En Chile cabemos todos [Columna de José Benítez Mosqueira]

3 de octubre de 2021

La migración forzada no es un acto voluntario ni deseado. Dejar la tierra natal para marchar a un destino incierto, es siempre una decisión dolorosa.

En el segundo fin de semana en que la ultraderecha chovinista sale a las calles a manifestarse en contra de la migración, solo cabe esperar que el gobierno -o lo que queda de él- implemente medidas integradoras y no siga enviando mensajes xenófobos.

Nuestro país hace muchos años dejó de ser una isla en la mente de la mayoría de las personas, seguir pensando de esa manera, en nada contribuye a sentirnos parte de un mismo mundo, de una misma especie, que salvo pequeños matices culturales, solo desea una vida digna para poder desarrollarse.

Presumir a priori que quienes se desplazan de un territorio a otro son malos y peligrosos es reduccionismo, un ejercicio mental muy básico, que en nada contribuye a una reflexión serena que  permita mirarnos de frente, sin prejuicios ni odiosidades.

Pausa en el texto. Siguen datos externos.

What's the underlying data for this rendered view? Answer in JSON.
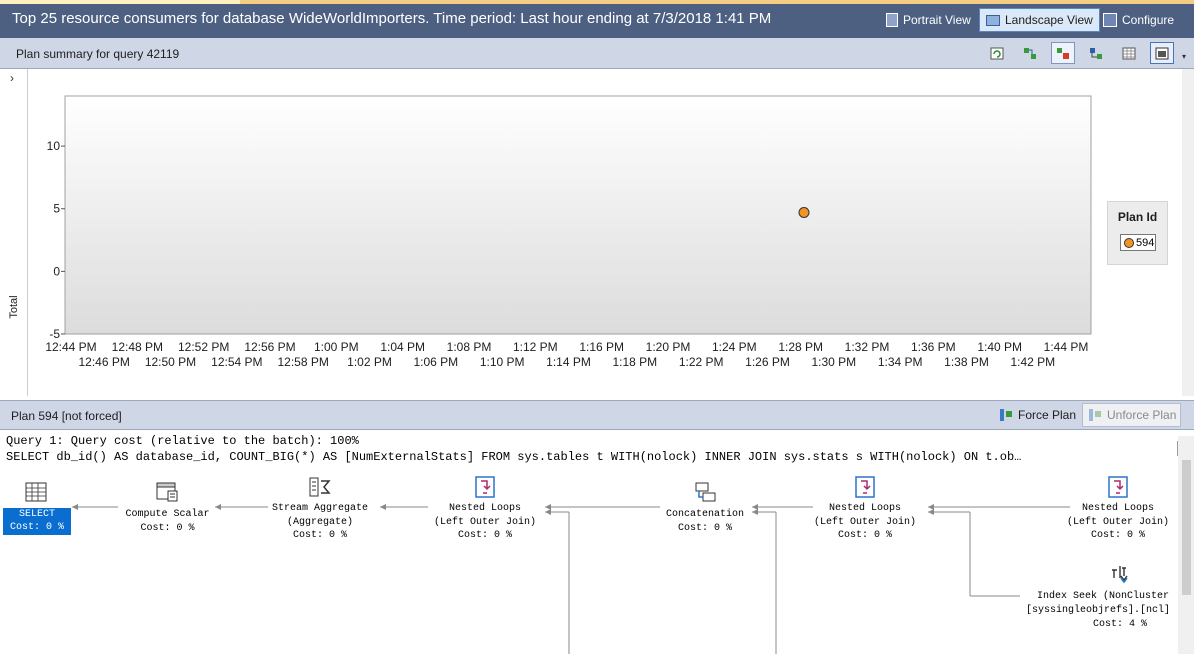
{
  "title": "Top 25 resource consumers for database WideWorldImporters. Time period: Last hour ending at 7/3/2018 1:41 PM",
  "toolbar": {
    "portrait": "Portrait View",
    "landscape": "Landscape View",
    "configure": "Configure"
  },
  "summary": {
    "title": "Plan summary for query 42119",
    "collapse_glyph": "›"
  },
  "chart_data": {
    "type": "scatter",
    "ylabel": "Total",
    "xlabel": "",
    "ylim": [
      -5,
      14
    ],
    "yticks": [
      -5,
      0,
      5,
      10
    ],
    "x_ticks_top": [
      "12:44 PM",
      "12:48 PM",
      "12:52 PM",
      "12:56 PM",
      "1:00 PM",
      "1:04 PM",
      "1:08 PM",
      "1:12 PM",
      "1:16 PM",
      "1:20 PM",
      "1:24 PM",
      "1:28 PM",
      "1:32 PM",
      "1:36 PM",
      "1:40 PM",
      "1:44 PM"
    ],
    "x_ticks_bottom": [
      "12:46 PM",
      "12:50 PM",
      "12:54 PM",
      "12:58 PM",
      "1:02 PM",
      "1:06 PM",
      "1:10 PM",
      "1:14 PM",
      "1:18 PM",
      "1:22 PM",
      "1:26 PM",
      "1:30 PM",
      "1:34 PM",
      "1:38 PM",
      "1:42 PM"
    ],
    "x_range_minutes": [
      0,
      60
    ],
    "series": [
      {
        "name": "594",
        "color": "#f39423",
        "points": [
          {
            "x_minute": 44.2,
            "y": 4.7
          }
        ]
      }
    ],
    "legend_title": "Plan Id",
    "legend_position": "right",
    "grid": false
  },
  "plan": {
    "label": "Plan 594 [not forced]",
    "force": "Force Plan",
    "unforce": "Unforce Plan",
    "query_header": "Query 1: Query cost (relative to the batch): 100%",
    "query_sql": "SELECT db_id() AS database_id, COUNT_BIG(*) AS [NumExternalStats] FROM sys.tables t WITH(nolock) INNER JOIN sys.stats s WITH(nolock) ON t.ob…",
    "nodes": {
      "select": {
        "line1": "SELECT",
        "line2": "Cost: 0 %"
      },
      "compute": {
        "line1": "Compute Scalar",
        "line2": "Cost: 0 %"
      },
      "stream": {
        "line1": "Stream Aggregate",
        "line2": "(Aggregate)",
        "line3": "Cost: 0 %"
      },
      "nested1": {
        "line1": "Nested Loops",
        "line2": "(Left Outer Join)",
        "line3": "Cost: 0 %"
      },
      "concat": {
        "line1": "Concatenation",
        "line2": "Cost: 0 %"
      },
      "nested2": {
        "line1": "Nested Loops",
        "line2": "(Left Outer Join)",
        "line3": "Cost: 0 %"
      },
      "nested3": {
        "line1": "Nested Loops",
        "line2": "(Left Outer Join)",
        "line3": "Cost: 0 %"
      },
      "seek": {
        "line1": "Index Seek (NonCluster",
        "line2": "[syssingleobjrefs].[ncl]",
        "line3": "Cost: 4 %"
      }
    }
  },
  "colors": {
    "titlebar": "#4d6082",
    "header": "#cfd7e6",
    "point": "#f39423",
    "select_highlight": "#0a6ed1"
  }
}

Aún no es tarde para entender que nadie quiere quitarle su trabajo ni imponerle formas de vida invasivas e intolerantes. Por el contrario, quieren aportar con su experiencia a este Chile que crece y cambia.

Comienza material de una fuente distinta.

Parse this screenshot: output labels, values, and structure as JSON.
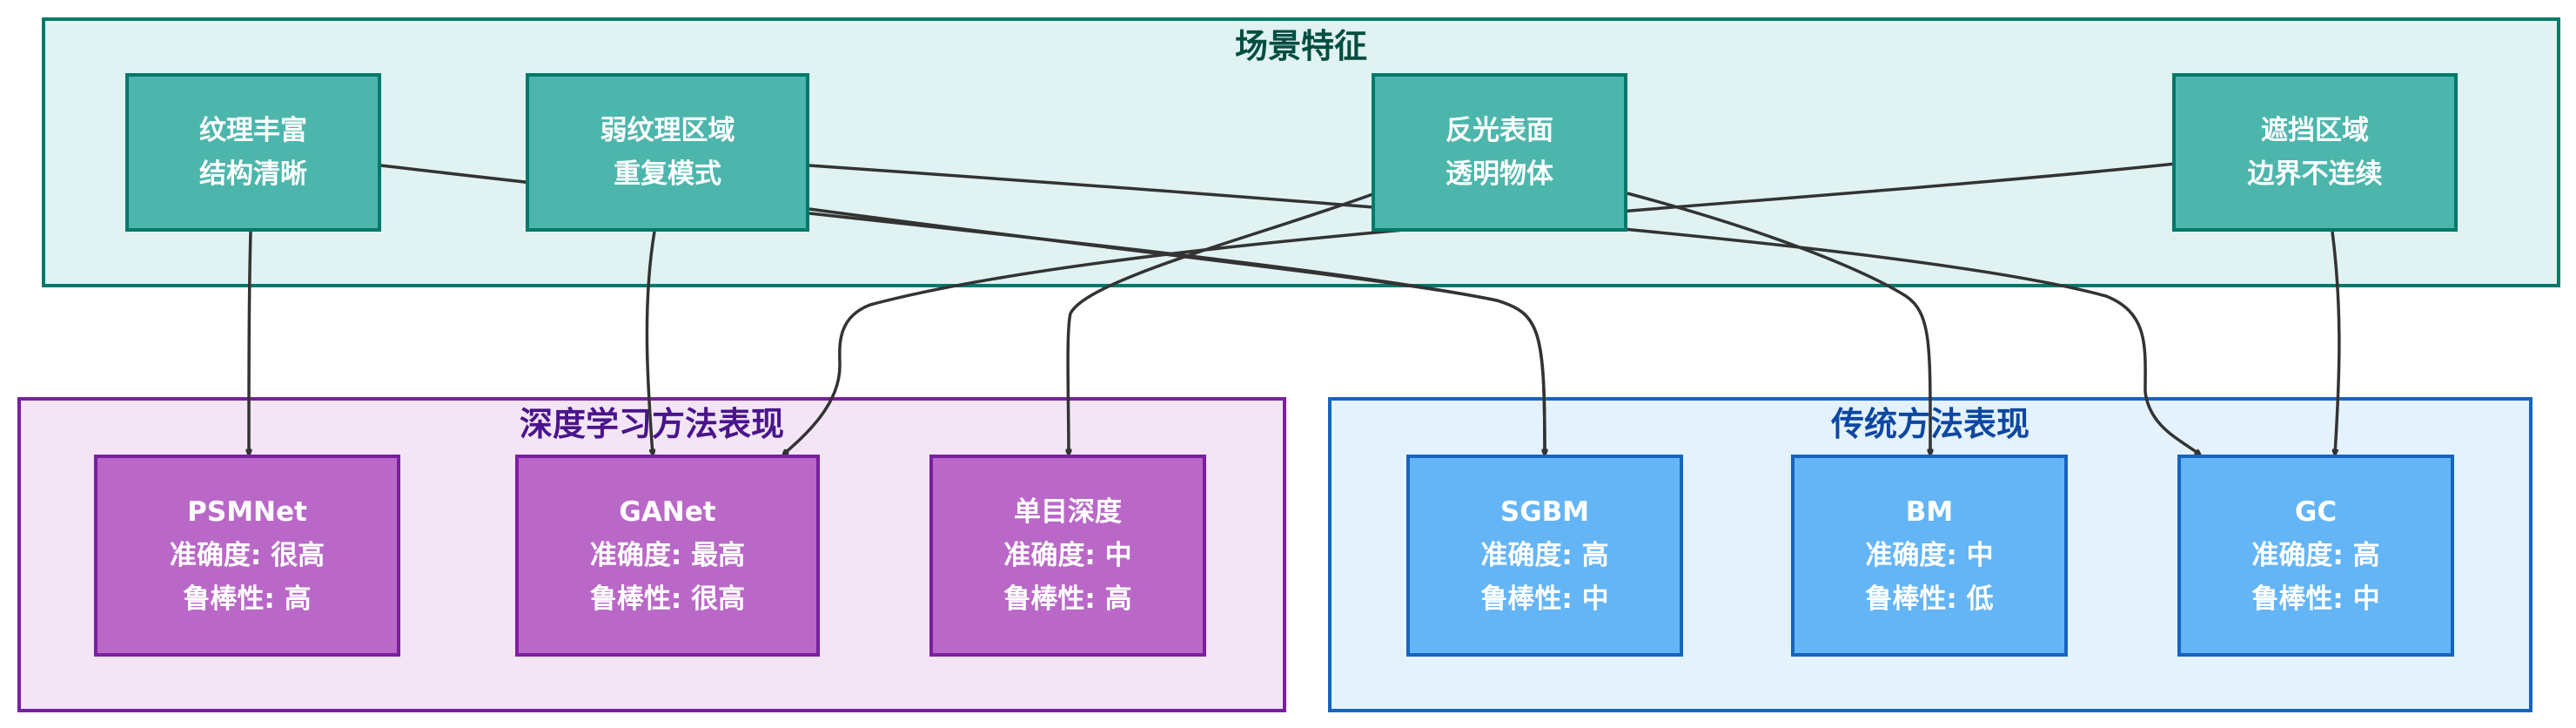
{
  "groups": {
    "scene": "场景特征",
    "deep": "深度学习方法表现",
    "traditional": "传统方法表现"
  },
  "scene_nodes": [
    {
      "line1": "纹理丰富",
      "line2": "结构清晰"
    },
    {
      "line1": "弱纹理区域",
      "line2": "重复模式"
    },
    {
      "line1": "反光表面",
      "line2": "透明物体"
    },
    {
      "line1": "遮挡区域",
      "line2": "边界不连续"
    }
  ],
  "deep_nodes": [
    {
      "name": "PSMNet",
      "accuracy": "准确度: 很高",
      "robustness": "鲁棒性: 高"
    },
    {
      "name": "GANet",
      "accuracy": "准确度: 最高",
      "robustness": "鲁棒性: 很高"
    },
    {
      "name": "单目深度",
      "accuracy": "准确度: 中",
      "robustness": "鲁棒性: 高"
    }
  ],
  "traditional_nodes": [
    {
      "name": "SGBM",
      "accuracy": "准确度: 高",
      "robustness": "鲁棒性: 中"
    },
    {
      "name": "BM",
      "accuracy": "准确度: 中",
      "robustness": "鲁棒性: 低"
    },
    {
      "name": "GC",
      "accuracy": "准确度: 高",
      "robustness": "鲁棒性: 中"
    }
  ],
  "edges": [
    {
      "from": "纹理丰富",
      "to": "PSMNet"
    },
    {
      "from": "纹理丰富",
      "to": "SGBM"
    },
    {
      "from": "弱纹理区域",
      "to": "GANet"
    },
    {
      "from": "弱纹理区域",
      "to": "SGBM"
    },
    {
      "from": "弱纹理区域",
      "to": "GC"
    },
    {
      "from": "反光表面",
      "to": "单目深度"
    },
    {
      "from": "反光表面",
      "to": "BM"
    },
    {
      "from": "遮挡区域",
      "to": "GANet"
    },
    {
      "from": "遮挡区域",
      "to": "GC"
    }
  ],
  "colors": {
    "scene_fill": "#4db6ac",
    "scene_border": "#00796b",
    "scene_bg": "#e0f2f1",
    "deep_fill": "#ba68c8",
    "deep_border": "#7b1fa2",
    "deep_bg": "#f3e5f5",
    "trad_fill": "#64b5f6",
    "trad_border": "#1565c0",
    "trad_bg": "#e3f2fd",
    "edge": "#333333"
  }
}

En ese camino, la memoria de los pueblos suele ser cortoplacista y esconder en intrincados vericuetos lo que les avergüenza, condenándolos a repetir la historia, una y otra vez, cuando lo verdaderamente sanador es enfrentar los miedos y aprender de ellos.

Chile está plagado de momentos de prejuicio e intolerancia por razones étnicas, religiosas, políticas, sexuales, sociales, económicas o de otro tipo.

La mayoría de las veces el resultado ha sido devastador y ha cobrado un precio altísimo, las vidas de las personas que osaron traspasar las fronteras físicas y mentales de quienes se oponen a los cambios.

Conocí las vicisitudes de los refugiados de la Guerra Civil  española contadas en primera persona por aquellos que las sufrieron a fines de la década de los años 30 del siglo pasado.

La sociedad chilena se dividió por la llegada de los refugiados españoles. Lentamente, ellos fueron demostrando que Pablo Neruda y Pedro Aguirre Cerda no se equivocaron al traerlos.

Uno de ellos recordaba el resquemor que había en aquella época, “en el colegio me gritaban eres un despatriado, te echaron de tu patria. Había mucha discriminación”.

Otro, relataba que a sus cinco años debió viajar de día y de noche junto a su madre y cuatro hermanos hacia Francia. En el camino murió el menor, “tenía menos de un año, nos faltó leche para alimentarlo”.

Ninguna de esas historias es distinta a la que narran hoy los migrantes venezolanos, dominicanos, haitianos y colombianos, quienes caminan por el inclemente desierto nortino y muchas veces son víctimas de las mafias de trata de personas.

Acerca de esa realidad, algunos sostienen, entre otros el sacerdote jesuita Felipe Berríos, que “en Chile los migrantes son marginados no porque sean extranjeros, sino porque son pobres”.

Su juicio descarnado nace del conocimiento profundo que ha adquirido en los últimos siete años que ha vivido en el campamento antofagastino Luz Divina, donde habitan 260 familias, un tercio de ellas de origen colombiano, un tercio de origen peruano y un tercio de origen boliviano.

En una entrevista publicada el viernes pasado en el diario El País, sentenció que un elemento sustancial de la crisis humanitaria de los inmigrantes en el norte se explica por el centralismo, “porque lo que no ocurre en Santiago, no existe”. Y responsabilizó directamente al gobierno de Piñera, “que ha sido ineficiente e indolente ante esta situación”.

En tanto, los noticiarios de televisión muestran las feroces imágenes de grupos de haitianos tratando de ingresar a Estados Unidos luego de huir de Chile, donde no se supo acogerlos o simplemente no se quiso.

Escrito por: José Benítez Mosqueira, periodista.